匈奴的骨都侯见状大惊,急忙吼道:“散开,快散开,不要扎堆,找地方隐蔽!”
这名骨都侯正嘶吼间,猛然瞧见一支羽箭从天际倏然闪现,下一刻就准确而又无情地穿进了他的咽喉,骨都侯的面孔急剧扭曲起来,巨大的痛苦将他笼罩,魁梧的身躯直挺挺地倒了下去,双眼圆睁,眼神却逐渐散乱。
几轮箭阵下去,匈奴人死伤惨重。
刘邦看着山下的成果心中颇为满意。
当年与项羽苦斗,要说汉军唯一的优势就是弓弩了,射出的箭无论协调性还是密集性,都不是一般弓弩阵所能相提并论的。汉军从关中杀出来,带出了一批秦朝的弓弩部队,可以说汉军继承了秦朝最大的优点,就是犀利的箭阵,而项羽的楚军更像是继承了赵国最大的优点,那就是威猛的铁骑。
刘邦不禁暗想,项羽碰上了都要暂避锋芒的箭阵,又岂是你们这帮化外之民所能承受的?而且老子上山就是想在这里建立据点的,5万骑兵弃了马却全都带着箭壶,箭矢充足,你来多少老子就射死多少!
冒顿双目皆赤,心疼得要命,无奈之下只好命令停止进攻。
刘邦看着潮水般退去的匈奴人,不禁得意地大笑。
但没等刘邦得意太久,匈奴人又杀了上来。这次匈奴兵几个人抬着一面由数根圆木并排捆到一起做成的大盾,虽然行动非常缓慢,但好在对弓弩的防御大为提高。
刘邦看到射出去的箭矢都钉在一面面木墙上,后面的匈奴兵却基本没什么损伤,这不是白白给敌人送箭嘛。他立即下令停止射击,改为推石头。
一时间,山上乱石翻滚,一面面木墙纷纷被砸倒,匈奴人顿时惨叫连连。
刘邦一看有作用,不禁大喜,连忙命令砍倒大树,然后也一股脑地推了下去。刘邦暗想,小样儿的,就你会砍树我不会砍啊?
继乱石后面又是一堆滚木,直砸得匈奴兵手忙脚乱,滚木和檑石多了,居然和死尸堆到一起,在山顶下面形成了一道屏障,匈奴人想上去搬开障碍,但刚一露头,头顶骤然一暗,然后就是一蓬箭雨瞬间射下。

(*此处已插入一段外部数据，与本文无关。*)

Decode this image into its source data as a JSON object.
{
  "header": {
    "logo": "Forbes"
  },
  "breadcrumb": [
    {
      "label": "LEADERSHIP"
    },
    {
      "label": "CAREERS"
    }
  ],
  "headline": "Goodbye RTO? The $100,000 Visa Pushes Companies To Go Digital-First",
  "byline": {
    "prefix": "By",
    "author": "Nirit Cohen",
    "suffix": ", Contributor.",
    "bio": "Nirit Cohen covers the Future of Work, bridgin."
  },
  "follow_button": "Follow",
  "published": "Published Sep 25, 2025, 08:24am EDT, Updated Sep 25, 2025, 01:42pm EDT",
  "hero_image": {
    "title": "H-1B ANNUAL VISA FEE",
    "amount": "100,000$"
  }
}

刘邦见状大为得意,暗道,名将也不过如此了吧。正大笑间,匈奴人群中突然也射出了一片箭雨,但有所不同的是,所有的箭头全部点着火。漫天的火箭尽数射到滚木、乱石和死尸堆积在一起的地方,随即就烧成了一道高高的火墙。
看着眼前熊熊的烈火,刘邦却不以为然,老子正觉得有些冷呢,冒顿乖孙就给老子点了把火,真孝顺!因为天正下着雪,山上到处都是厚厚的积雪,刘邦一点也不担心冒顿一把火能把山顶烧着了。过了一会儿,死尸燃烧的臭气熏得刘邦几欲呕吐,刘邦连忙向后跑去,躲到山顶中间去了。
火灭了之后,冒顿一连攻了几次,但白登山易守难攻,匈奴人又不善于步战,数次攻击都没有对汉军造成太大的威胁,刘邦依然在上面逍遥快活。
冒顿无奈,只好改攻为困,要把刘邦困死在山上。
到了晚上,匈奴兵点起羊脂火把,把白登围了个水泄不通,那一柄柄锋利的马刀映寒了漫天星辰,有乌云掠过,遮蔽了月色。
一连三天,冒顿只围而不打,刘邦渐渐地有些受不了了。
山顶寒风凛冽,卷着鹅毛大雪肆虐挥洒,就连旌旗几乎都要被狂风撕裂,如此天气下,汉军只能不停地砍树烧火,但睡觉的时候还是寒冷难挨。入夜之后,气温骤降,一旦有火堆熄灭了,就会有人活活被冻死。
而刘邦最为担心的倒不是这点,当初他率5万士卒上山,只是想亲自查看一下地形而已,哪料到冒顿这么快就围了上来,粮草辎重都没有准备充足,随军只带了十来天的干粮,如今,汉军即将断粮。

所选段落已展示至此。